40. Geburtstag des Tollhauses 2022: Zeit für einen Generationenwechsel

Die Corona-Zeit wurde im Tollhaus aber auch sinnvoll genutzt. Es wurde eine moderne Lüftungsanlage eingebaut, eine neue Küche und das Kulturhaus ist medial präsenter. Gedanken konnten sich die Verantwortlichen auch über die Zukunft machen, zumal im nächsten Jahr der 40. Geburtstag des Tollhauses ansteht.

„Die Zeit ist reif für einen Generationenwechsel“, kündigte Belschner an, nannte aber keine Details. Britta Velhagen warb für mehr Frauen im Team. „Unser Team ist männerlastig, das sind zwar sympathische Männer, aber es braucht eine Ausgeglichenheit.“

Belschner nutzte die Gelegenheit, um auch einen politischen Appell an die Gäste im Publikum zu richten. Um zurück zur Normalität zu kommen, müssten sich alle impfen lassen. Dafür müssten „individuelle Spezialitäten zurückstehen“, viele müssten sich dafür aus der „Komfortzone“ bewegen.

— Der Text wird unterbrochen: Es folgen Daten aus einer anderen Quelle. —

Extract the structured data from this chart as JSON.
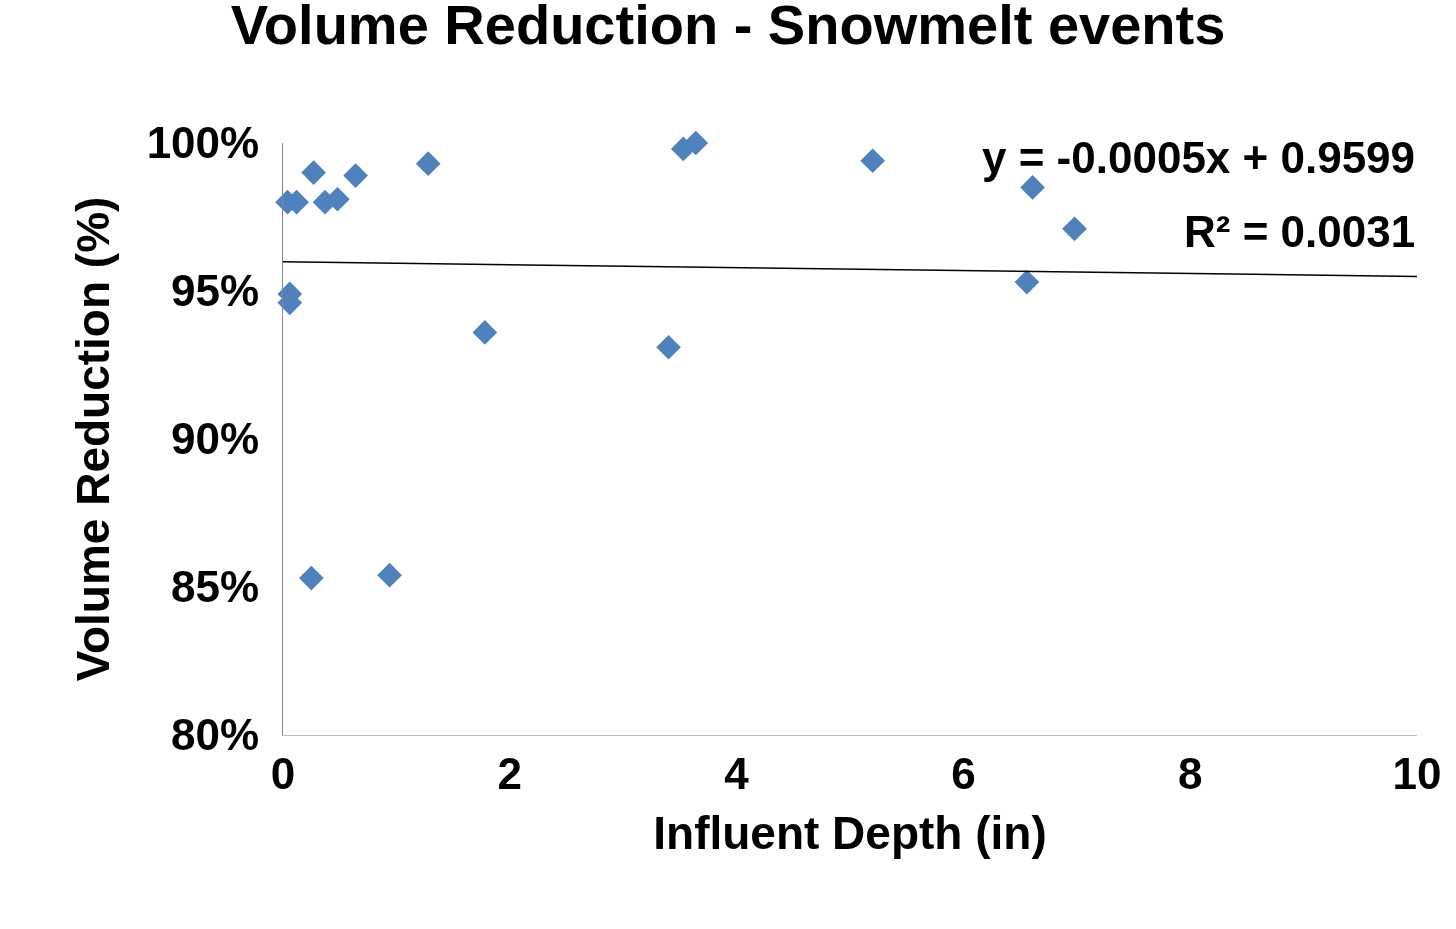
{
  "chart_data": {
    "type": "scatter",
    "title": "Volume Reduction - Snowmelt events",
    "xlabel": "Influent Depth (in)",
    "ylabel": "Volume Reduction (%)",
    "annotations": [
      "y = -0.0005x + 0.9599",
      "R² = 0.0031"
    ],
    "xlim": [
      0,
      10
    ],
    "xticks": [
      0,
      2,
      4,
      6,
      8,
      10
    ],
    "ylim": [
      80,
      100
    ],
    "yticks": [
      {
        "value": 80,
        "label": "80%"
      },
      {
        "value": 85,
        "label": "85%"
      },
      {
        "value": 90,
        "label": "90%"
      },
      {
        "value": 95,
        "label": "95%"
      },
      {
        "value": 100,
        "label": "100%"
      }
    ],
    "grid": false,
    "marker": "diamond",
    "series": [
      {
        "color": "#4f81bd",
        "x": [
          0.04,
          0.12,
          0.06,
          0.06,
          0.27,
          0.25,
          0.37,
          0.48,
          0.64,
          0.94,
          1.28,
          1.78,
          3.4,
          3.53,
          3.64,
          5.2,
          6.61,
          6.98,
          6.56
        ],
        "values": [
          98.0,
          98.0,
          94.9,
          94.6,
          99.0,
          85.3,
          98.0,
          98.1,
          98.9,
          85.4,
          99.3,
          93.6,
          93.1,
          99.8,
          100.0,
          99.4,
          98.5,
          97.1,
          95.3
        ]
      },
      {
        "type": "line",
        "color": "#000000",
        "marker": "none",
        "line_style": "solid",
        "x": [
          0,
          10
        ],
        "values": [
          95.99,
          95.49
        ]
      }
    ]
  }
}
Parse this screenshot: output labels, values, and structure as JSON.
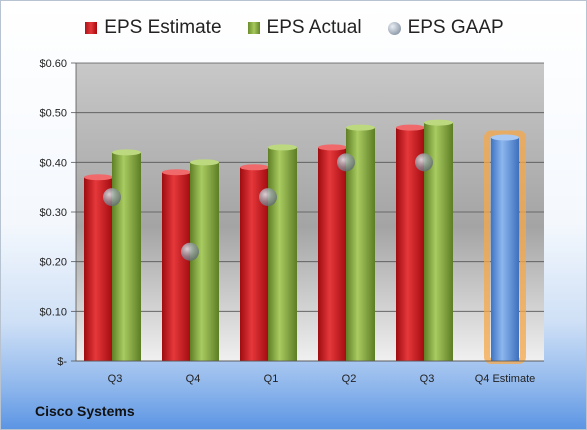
{
  "legend": {
    "estimate": "EPS Estimate",
    "actual": "EPS Actual",
    "gaap": "EPS GAAP"
  },
  "company": "Cisco Systems",
  "colors": {
    "estimate": "#d42528",
    "actual": "#8fb348",
    "gaap": "#a3acb8",
    "forecast": "#6a9be0",
    "forecast_glow": "#f5a84b"
  },
  "chart_data": {
    "type": "bar",
    "categories": [
      "Q3",
      "Q4",
      "Q1",
      "Q2",
      "Q3",
      "Q4 Estimate"
    ],
    "series": [
      {
        "name": "EPS Estimate",
        "values": [
          0.37,
          0.38,
          0.39,
          0.43,
          0.47,
          null
        ]
      },
      {
        "name": "EPS Actual",
        "values": [
          0.42,
          0.4,
          0.43,
          0.47,
          0.48,
          null
        ]
      },
      {
        "name": "EPS GAAP",
        "values": [
          0.33,
          0.22,
          0.33,
          0.4,
          0.4,
          null
        ]
      }
    ],
    "forecast": {
      "category": "Q4 Estimate",
      "value": 0.45
    },
    "ylim": [
      0,
      0.6
    ],
    "yticks": [
      0,
      0.1,
      0.2,
      0.3,
      0.4,
      0.5,
      0.6
    ],
    "ytick_labels": [
      "$-",
      "$0.10",
      "$0.20",
      "$0.30",
      "$0.40",
      "$0.50",
      "$0.60"
    ],
    "grid": true,
    "legend_position": "top"
  }
}
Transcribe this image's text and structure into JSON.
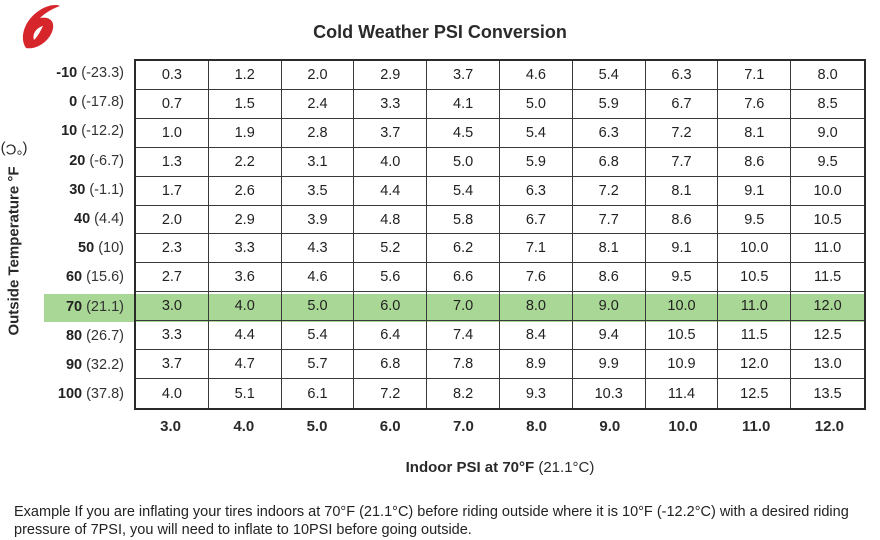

Aber nur so könnte man im Tollhaus auch mal wieder unbestuhlt Veranstaltungen oder gar Partys stattfinden lassen.

Künstler und Sänger runden Programm auf der Bühne ab

Weitere Programmpunkte beim Jahresempfang waren die Auftritte der Künstlerin Katrin Bahr und des Sängers Martin Bechler, der mit seiner Band Fortuna Ehrenfeld am Mittwoch, 28. Juli, im Tollhaus auftritt. Die Tänzer und Choreografen Sarah Kiesecker und Dominik Höß erzählten von ihrer Zeit während des Berufsverbots und von der Rückkehr auf die Bühne.

„Ich bin immer noch verwirrt, dass wir wieder tanzen dürfen“, sagte Sarah Kiesecker. Was früher täglich Brot gewesen ist, sei nun unheimlich anstrengend, da man versuche alles möglich zu machen. „Es ist magisch, beim Tanzen wieder zusammen zu sein“, sagte Höß.

Die Spenden des Jahresempfangs gingen in diesem Jahr nicht an das Tollhaus, sondern an die Hochwasseropfer in Rheinland-Pfalz und Nordrhein-Westfalen.